FS#61717 - Packages not reproducible due to different size
Attached to Project:
Pacman
Opened by Jelle van der Waa (jelly) - Monday, 11 February 2019, 10:25 GMT
Last edited by Allan McRae (Allan) - Friday, 11 October 2019, 10:24 GMT
Opened by Jelle van der Waa (jelly) - Monday, 11 February 2019, 10:25 GMT
Last edited by Allan McRae (Allan) - Friday, 11 October 2019, 10:24 GMT
|
Details
Summary and Info:
For reproducible builds we started reproducing packages using archlinux-repro (on Github.com/archlinux ) and discovered that some packages where not reproducible due to a difference in PKGINFO's size. [1] This issue seems to be caused by the size calculation in makepkg ie. du -ks --apparent-size reports a different size for files under btrfs compressed FS and for example ext4. [2] [1] https://gist.github.com/jelly/19edcbe1a9531b6890044adb9adc5152 [2]bug-coreutils@gnu.org/msg30689.html"> https://www.mail-archive.com/bug-coreutils@gnu.org/msg30689.html Steps to Reproduce: - Create two loopback fs's one ext4 and one btrfs - dd if=/dev/zero of=testbtrfs.img bs=1M count=200 - mkfs.btrfs testbtrfs.img - dd if=/dev/zero of=testfs.img bs=1M count=10 - mkfs.ext4 testfs.img - export SOURCE_DATE_EPOCH=1544997248 - mount it somewhere but with the same destdir - mount -t ext4 testfs.img /mnt/builddir - makepkg archlinux-keyring in /mnt/builddir - umount /mnt/builddir - mount -t btrfs -o loop,compress=zlib testbtrfs.img /mnt/builddir - makepkg archlinux-keyring - umount /mnt/builddir - diffoscope the result See that the size is different for both packages. Another testcase is against tmpfs. - mkdir ~/builddir - mount -t tmpfs -o size=1G tmpfs /home/jelle/builddir - makepkg in builddir - umount ~/builddir - makepkg in builddir - difffoscope result Notice that the size is also different! |
This task depends upon
Closed by Allan McRae (Allan)
Friday, 11 October 2019, 10:24 GMT
Reason for closing: Fixed
Additional comments about closing: git commit f26cb61c
Friday, 11 October 2019, 10:24 GMT
Reason for closing: Fixed
Additional comments about closing: git commit f26cb61c
It's most definitely gonna be slower than asking the fs metadata, but will be consistent.

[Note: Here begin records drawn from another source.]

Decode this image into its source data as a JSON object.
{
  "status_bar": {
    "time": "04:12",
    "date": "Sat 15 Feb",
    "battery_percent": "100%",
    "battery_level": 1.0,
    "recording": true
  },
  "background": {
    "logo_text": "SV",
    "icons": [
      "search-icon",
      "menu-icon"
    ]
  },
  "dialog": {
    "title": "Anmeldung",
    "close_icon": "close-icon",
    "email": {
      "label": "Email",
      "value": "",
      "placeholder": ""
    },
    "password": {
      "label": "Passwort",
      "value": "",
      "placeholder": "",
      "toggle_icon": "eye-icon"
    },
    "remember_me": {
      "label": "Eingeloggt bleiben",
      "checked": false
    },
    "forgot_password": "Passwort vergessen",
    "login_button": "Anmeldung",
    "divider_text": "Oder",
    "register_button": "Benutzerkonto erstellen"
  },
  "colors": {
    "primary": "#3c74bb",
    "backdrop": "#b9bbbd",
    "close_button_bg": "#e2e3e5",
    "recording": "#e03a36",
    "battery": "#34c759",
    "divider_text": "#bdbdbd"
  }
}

https://git.archlinux.org/pacman.git/commit/scripts/makepkg.sh.in?id=241d6b884a3a6c883b6c61a3b175d17e7d317fc5
Instead of wc -c $file
you could also use
stat -c %s $file
strace shows, both use fstat to read file metadata and not the content itself.
It only differs for directories.
The remaining case is INODECMD, used in zipman.
Since we currently assume -c can format information most places (it works for GNU and busybox at a minimum), and we fallback to -f on BSD/Darwin, we can assume our existing assumptions stand strong. Can we use that instead?
Darn it.
It's also more reliable, apparently, to not try calculating the size of a directory entry.
du without --apparent-size has the problem of FS-dependent block sizes and thus rounding.
du, even with --apparent-size, has the problem of FS-dependent directory sizes. We can't tell it to ignore directories.
So using du is right out.
I would really like to avoid pushing all the file contents into a pipe (twice, if we count the actual archive creation).
I've tested
find . -type f -exec stat -c %s {} + | awk '{ x+=$1 } END { print x }'
against
find . -type f -exec cat {} + | wc -c
and both produce the same result for the reproduction case above, but the former is much faster.
Test case for speed was a directory with 10417 files totaling 335022335 bytes. (~30ms vs ~810ms)
Is `stat -c %s` really not portable enough?
Using POSIX-only commands like in that commit, one can construct a more complex pipeline:
find . -type f -exec sh -c 'wc -c "$@" | tail -n 1' sh {} + | awk '{ x+=$1 } END { print x }'
Not quite as fast, at ~100ms, but this code is getting unwieldy and I'd prefer the cat|wc again.